Estamos demasiado concentrados en las pantallas del móvil para no percatarnos de que podemos charlar en paz con quienes están a la vera. Hablar y reírnos nos diferencia de los animales. Tal vez debiéramos hacerlo más a menudo. Así no tendría yo que querer vencerte ni tú, querer ganarme. En unos cuantos caracteres, no cabe toda esta conversación. ¿Cómo decirte, en tan reducido espacio, que tu España, por ejemplo, parece incompatible con la mía, pero entre las dos y las de los otros 48 millones de compatriotas, vengan de donde vengan, construiremos la nuestra, la del futuro? Esa, que quizá necesite algún que otro zurcido para sus costuras, o sacarle el dobladillo para que sus pantalones aguanten otra temporada más. Como cantaba Víctor Manuel en tiempos constituyentes, aquí cabemos todos o no cabe ni Dios.

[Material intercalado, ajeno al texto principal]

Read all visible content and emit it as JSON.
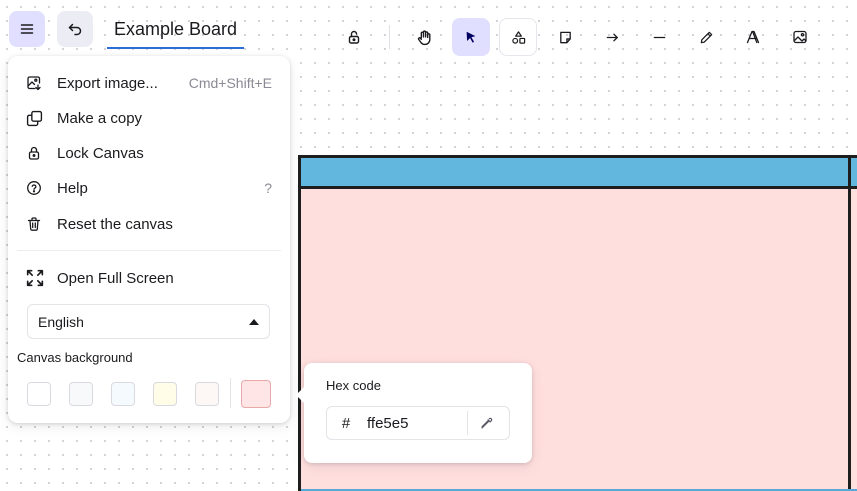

Yo no soy tu enemigo, bien lo sabes. Ni el de España. Como bien sé que tú tampoco eres enemigo mío. Pero hay días en que pareciera que podríamos volver a coger el Cetme de la mili y echarnos a la calle a tiro limpio, si no fuera porque tenemos que comprarle a los niños los libros de texto y las hipotecas no aguantan otra guerra civil.
Venimos de un tiempo en el que la gente se sentaba al anochecer, a las puertas de sus casas, en las sillas de enea de la convivencia, a tomar el fresquito, que tanta falta hace. A los transeúntes, les decían simplemente “con Dios” o les brindaban asiento y unos y otros echaban la lenta cigarrada de una conversación. Quizá sea eso lo que hoy nos falte.

Estamos demasiado concentrados en las pantallas del móvil para no percatarnos de que podemos charlar en paz con quienes están a la vera. Para hablar, verbigracia, de que los platillos volantes de Elon Musk nos impiden ver las estrellas o que la peor sequía que nos acecha, sin duda alguna, es la del pensamiento.

Recuerdos a la familia y mucho éxito. Opines lo que opines, sigue haciendo buenas canciones. Nos hacen falta incluso a los que supuestamente queremos destruir tu patria. Que sigue siendo la mía, querido José Manuel. Mándame tu dirección a vuelta de correo, para enviarte algún libro de Manuel Chaves Nogales, que habría que releerlo.